Só que as Forças Armadas não agem num vazio, mas em um tempo e espaço compartilhado com as elites civis. Através da sua escrevivência, a mineira Conceição Evaristo lança luz sobre “Canções de Ninar Meninos (soldados) Grandes”. Seu personagem Fio Jasmim (filho Jasmim, na linguagem oral do Brasil profundo) é um homem autocentrado e mimado, que não olha para o lado e não mede as consequências dos inúmeros filhos e mulheres que deixou em muitas cidades. É viril, macho, conquistador, potente, tantas características valorizadas nos quartéis, e que no livro vão se desmoronando.
A maioria das mulheres que Fio Jasmim enganou não sabiam ter entrado num jogo, quais as suas regras e nem como vencer.

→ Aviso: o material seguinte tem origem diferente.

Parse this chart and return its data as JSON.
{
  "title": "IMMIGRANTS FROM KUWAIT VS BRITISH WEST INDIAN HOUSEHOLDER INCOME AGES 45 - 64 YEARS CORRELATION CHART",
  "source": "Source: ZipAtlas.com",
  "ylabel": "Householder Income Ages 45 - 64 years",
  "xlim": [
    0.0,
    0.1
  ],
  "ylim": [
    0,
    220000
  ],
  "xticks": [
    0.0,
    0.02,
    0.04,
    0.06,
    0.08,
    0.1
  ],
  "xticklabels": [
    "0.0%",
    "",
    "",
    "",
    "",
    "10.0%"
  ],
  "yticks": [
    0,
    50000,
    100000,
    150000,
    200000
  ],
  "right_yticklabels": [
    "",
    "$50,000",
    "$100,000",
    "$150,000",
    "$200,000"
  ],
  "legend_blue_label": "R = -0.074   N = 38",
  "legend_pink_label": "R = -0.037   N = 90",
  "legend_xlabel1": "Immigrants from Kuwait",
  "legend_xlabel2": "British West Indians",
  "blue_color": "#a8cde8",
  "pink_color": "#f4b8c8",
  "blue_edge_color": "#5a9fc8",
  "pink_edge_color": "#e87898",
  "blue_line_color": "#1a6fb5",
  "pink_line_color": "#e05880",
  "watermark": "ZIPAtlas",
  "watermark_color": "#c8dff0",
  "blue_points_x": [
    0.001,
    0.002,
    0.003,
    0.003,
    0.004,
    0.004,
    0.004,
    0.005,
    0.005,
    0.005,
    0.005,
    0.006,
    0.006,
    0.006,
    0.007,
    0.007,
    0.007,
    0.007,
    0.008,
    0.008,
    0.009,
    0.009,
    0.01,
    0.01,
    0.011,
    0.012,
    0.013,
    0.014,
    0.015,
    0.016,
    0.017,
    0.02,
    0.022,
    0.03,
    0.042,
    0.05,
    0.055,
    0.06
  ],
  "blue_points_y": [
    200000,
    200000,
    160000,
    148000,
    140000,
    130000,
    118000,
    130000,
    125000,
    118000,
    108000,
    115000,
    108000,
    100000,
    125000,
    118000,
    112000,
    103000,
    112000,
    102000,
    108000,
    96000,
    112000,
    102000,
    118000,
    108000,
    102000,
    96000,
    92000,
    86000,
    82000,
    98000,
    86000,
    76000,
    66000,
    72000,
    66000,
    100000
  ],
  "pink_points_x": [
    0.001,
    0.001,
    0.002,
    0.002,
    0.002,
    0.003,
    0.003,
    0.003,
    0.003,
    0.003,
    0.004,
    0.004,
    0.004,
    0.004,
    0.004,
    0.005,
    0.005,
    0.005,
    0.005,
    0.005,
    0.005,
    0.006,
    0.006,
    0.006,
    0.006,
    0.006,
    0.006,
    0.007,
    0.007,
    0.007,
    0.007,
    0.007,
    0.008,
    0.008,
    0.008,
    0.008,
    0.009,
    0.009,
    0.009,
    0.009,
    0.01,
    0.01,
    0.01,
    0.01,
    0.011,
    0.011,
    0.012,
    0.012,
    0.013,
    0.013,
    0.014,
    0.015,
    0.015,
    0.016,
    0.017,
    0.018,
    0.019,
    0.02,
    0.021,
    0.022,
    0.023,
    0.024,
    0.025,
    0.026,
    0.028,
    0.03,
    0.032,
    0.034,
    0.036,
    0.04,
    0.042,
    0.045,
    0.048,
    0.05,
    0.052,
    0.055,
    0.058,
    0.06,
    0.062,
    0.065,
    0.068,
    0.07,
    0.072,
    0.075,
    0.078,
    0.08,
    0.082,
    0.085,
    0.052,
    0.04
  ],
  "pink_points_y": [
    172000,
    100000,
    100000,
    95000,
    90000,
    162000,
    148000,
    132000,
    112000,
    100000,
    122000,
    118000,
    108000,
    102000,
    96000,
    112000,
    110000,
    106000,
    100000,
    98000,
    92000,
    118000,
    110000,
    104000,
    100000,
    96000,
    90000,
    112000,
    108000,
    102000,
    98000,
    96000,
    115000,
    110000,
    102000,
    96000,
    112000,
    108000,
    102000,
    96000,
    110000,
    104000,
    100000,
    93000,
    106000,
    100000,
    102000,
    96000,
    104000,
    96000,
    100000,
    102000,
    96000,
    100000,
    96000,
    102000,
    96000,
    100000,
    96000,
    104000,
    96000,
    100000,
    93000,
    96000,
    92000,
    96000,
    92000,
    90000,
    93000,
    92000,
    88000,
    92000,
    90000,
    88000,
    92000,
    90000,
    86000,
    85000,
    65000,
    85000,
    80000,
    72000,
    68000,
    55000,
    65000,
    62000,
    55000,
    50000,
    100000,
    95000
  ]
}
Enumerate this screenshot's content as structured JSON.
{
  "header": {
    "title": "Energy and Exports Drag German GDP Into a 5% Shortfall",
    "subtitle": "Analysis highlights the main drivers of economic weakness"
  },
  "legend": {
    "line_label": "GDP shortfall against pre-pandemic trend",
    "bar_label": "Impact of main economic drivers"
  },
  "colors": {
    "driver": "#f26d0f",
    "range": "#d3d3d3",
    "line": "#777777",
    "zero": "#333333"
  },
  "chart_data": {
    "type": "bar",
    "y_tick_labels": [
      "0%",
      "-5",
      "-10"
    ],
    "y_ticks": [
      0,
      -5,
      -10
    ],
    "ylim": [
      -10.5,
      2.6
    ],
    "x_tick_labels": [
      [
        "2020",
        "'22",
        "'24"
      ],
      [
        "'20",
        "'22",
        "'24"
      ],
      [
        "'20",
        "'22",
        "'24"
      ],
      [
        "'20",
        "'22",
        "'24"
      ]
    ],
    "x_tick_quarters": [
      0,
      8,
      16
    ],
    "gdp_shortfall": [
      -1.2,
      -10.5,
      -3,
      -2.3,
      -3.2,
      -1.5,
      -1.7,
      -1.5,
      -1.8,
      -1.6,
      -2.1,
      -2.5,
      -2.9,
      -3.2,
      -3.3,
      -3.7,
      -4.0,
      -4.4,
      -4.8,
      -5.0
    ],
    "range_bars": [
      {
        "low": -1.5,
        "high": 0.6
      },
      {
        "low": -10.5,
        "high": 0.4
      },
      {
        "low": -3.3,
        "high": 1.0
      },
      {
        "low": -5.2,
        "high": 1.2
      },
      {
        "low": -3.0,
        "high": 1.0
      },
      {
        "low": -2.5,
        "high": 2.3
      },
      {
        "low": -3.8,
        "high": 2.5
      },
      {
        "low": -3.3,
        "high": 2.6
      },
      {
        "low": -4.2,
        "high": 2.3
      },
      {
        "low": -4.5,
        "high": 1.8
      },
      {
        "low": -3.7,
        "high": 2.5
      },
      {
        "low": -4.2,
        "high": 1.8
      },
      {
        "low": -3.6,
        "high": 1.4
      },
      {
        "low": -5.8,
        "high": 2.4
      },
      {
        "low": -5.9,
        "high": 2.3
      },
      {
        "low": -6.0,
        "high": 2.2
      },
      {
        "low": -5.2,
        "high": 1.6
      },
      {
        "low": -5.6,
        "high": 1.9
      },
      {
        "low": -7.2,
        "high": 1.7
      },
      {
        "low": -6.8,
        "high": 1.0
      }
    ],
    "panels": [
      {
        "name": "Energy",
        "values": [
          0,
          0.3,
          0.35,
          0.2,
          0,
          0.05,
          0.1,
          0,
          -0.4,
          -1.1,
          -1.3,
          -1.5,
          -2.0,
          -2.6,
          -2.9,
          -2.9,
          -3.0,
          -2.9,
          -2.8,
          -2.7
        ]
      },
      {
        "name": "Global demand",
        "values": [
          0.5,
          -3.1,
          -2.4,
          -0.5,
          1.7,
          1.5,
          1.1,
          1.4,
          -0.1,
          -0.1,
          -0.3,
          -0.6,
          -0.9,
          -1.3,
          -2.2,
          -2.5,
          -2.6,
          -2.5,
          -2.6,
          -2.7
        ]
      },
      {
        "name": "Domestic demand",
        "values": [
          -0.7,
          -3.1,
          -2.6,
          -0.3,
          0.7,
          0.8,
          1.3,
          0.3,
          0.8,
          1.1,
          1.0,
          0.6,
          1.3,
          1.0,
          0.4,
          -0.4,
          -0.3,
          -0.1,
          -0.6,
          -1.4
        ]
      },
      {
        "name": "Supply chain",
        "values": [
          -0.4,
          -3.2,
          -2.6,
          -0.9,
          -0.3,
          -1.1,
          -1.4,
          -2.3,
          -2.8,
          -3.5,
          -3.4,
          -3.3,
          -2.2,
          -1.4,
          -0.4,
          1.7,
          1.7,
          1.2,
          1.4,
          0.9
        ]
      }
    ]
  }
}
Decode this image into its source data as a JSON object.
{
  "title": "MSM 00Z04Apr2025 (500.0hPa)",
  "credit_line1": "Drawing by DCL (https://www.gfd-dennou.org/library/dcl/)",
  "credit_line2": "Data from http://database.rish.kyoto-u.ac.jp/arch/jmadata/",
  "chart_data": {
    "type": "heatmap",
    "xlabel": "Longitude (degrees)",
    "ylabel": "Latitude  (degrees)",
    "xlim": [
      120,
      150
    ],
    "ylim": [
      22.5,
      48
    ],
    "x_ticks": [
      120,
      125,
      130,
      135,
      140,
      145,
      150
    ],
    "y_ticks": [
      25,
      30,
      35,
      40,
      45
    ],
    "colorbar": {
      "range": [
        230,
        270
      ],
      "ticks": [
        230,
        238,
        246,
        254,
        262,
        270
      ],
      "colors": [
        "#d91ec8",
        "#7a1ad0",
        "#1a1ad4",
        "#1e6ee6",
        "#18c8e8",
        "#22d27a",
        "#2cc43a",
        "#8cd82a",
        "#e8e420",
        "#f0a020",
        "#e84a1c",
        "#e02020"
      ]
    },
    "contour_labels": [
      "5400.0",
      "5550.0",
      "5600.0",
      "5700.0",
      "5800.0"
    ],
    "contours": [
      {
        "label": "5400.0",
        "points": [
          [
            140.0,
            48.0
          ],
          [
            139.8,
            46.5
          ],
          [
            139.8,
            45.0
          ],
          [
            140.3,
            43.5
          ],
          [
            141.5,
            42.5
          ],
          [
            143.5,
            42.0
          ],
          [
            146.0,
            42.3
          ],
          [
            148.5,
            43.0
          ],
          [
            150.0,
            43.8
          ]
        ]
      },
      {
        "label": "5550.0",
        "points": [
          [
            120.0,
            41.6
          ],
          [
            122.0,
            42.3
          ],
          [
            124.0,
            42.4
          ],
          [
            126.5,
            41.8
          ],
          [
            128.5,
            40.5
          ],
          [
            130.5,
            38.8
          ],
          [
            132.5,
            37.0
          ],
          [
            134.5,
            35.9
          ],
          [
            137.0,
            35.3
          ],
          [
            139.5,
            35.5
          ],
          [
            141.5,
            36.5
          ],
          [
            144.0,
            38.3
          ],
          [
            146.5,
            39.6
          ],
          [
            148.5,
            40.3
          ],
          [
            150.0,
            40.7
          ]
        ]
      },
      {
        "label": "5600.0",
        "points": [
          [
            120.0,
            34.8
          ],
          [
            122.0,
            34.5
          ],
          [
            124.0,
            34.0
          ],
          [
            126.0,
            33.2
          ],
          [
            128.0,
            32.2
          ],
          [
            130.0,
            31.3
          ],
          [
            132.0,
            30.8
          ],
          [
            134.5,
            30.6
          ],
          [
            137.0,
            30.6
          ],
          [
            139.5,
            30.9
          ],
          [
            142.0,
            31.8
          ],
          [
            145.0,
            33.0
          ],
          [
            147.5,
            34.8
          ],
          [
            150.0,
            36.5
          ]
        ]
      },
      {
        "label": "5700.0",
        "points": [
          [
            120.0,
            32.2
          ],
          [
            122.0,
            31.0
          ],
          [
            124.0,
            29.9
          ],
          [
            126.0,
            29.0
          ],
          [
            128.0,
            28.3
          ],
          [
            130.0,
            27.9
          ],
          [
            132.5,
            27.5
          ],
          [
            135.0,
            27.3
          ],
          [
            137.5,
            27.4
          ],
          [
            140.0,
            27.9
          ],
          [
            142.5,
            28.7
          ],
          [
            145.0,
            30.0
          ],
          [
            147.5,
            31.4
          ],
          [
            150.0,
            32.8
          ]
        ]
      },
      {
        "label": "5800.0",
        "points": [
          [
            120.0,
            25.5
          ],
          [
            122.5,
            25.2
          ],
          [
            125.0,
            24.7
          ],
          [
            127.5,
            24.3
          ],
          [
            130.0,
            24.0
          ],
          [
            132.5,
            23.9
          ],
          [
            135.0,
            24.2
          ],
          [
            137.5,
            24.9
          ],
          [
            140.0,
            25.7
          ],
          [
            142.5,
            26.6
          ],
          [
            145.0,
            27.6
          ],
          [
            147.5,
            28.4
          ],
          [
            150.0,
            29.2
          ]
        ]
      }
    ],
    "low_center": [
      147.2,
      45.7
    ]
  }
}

A esquerda padece do mesmo mal, com um enorme medo de olhar para dentro da Caixa (Forças Armadas) de Pandora. Mesmo organizações que propõem mudanças estruturais para o Brasil tratam, quando muito, a questão militar como um tema conjuntural e de curto prazo. Para outras, assim como as mulheres de Fio, o tema é marcado pelo desejo. Na ausência de força social organizada, setores da esquerda seguem em busca de um seguro armado contra as turbulências provocadas ou toleradas pela própria força armada, um “militar para chamar de seu”. Outras dessas mulheres, tais quais as elites econômicas brasileiras, fingem não saber que, frutos indesejados (?) da caserna fora de controle, em diferentes lugares do mundo, foram/são o fascismo, a violência, o militarismo.
Enganadas, desejosas, felizes, traídas; Fio consome as mulheres com voracidade seguida de indiferença. Conceição Evaristo opta pela redenção de Fio em seu livro, cujo comportamento é justificado pela masculinidade afrocentrada por muitas vezes violada. Fio goza dos benefícios do patriarcado, cujo preço, um dia, terá que pagar. Aqui os paralelos não são mais possíveis, pois o argumento da orfandade da caserna diante do desinteresse de civis que não gostam de militares, ou não tomam como importantes as causas que lhes interessam, não se sustenta na atualidade. O mesmo vale para o preço a pagar por enredar tantos com canções de ninar. Será?
Resta lembrar que a caserna escolhe as legalidades que pretende respeitar. Embora as cartas constitucionais brasileiras façam constantes referências à função social da terra, e mesmo com a promessa do general-ditador Médici de entregar a terra sem homens (a Amazônia), para os homens sem terra, o Movimento dos Trabalhadores e Trabalhadoras Rurais Sem Terra é visto como uma força de desestabilização da ordem/segurança, impedidora do progresso/desenvolvimento, pelas lentes dos quartéis.
O mês de abril abre caminho para os 40 anos desta organização política que, fundada por quem foi de aço nos anos de chumbo, e embalada por Dandaras, Marias, Mahins, Marielles, Suzes, Bethânias e Conceições, segue grávida de rebeldia. Não esperem do MST canções pra ninar meninos grandes.
(*) Ana Penido é pós-doutorada em ciência politica pela Unicamp, pesquisadora do Grupo de Estudos em Defesa e Segurança Internacional (Gedes – Unicamp) e do Instituto Tricontinental de Pesquisa Social.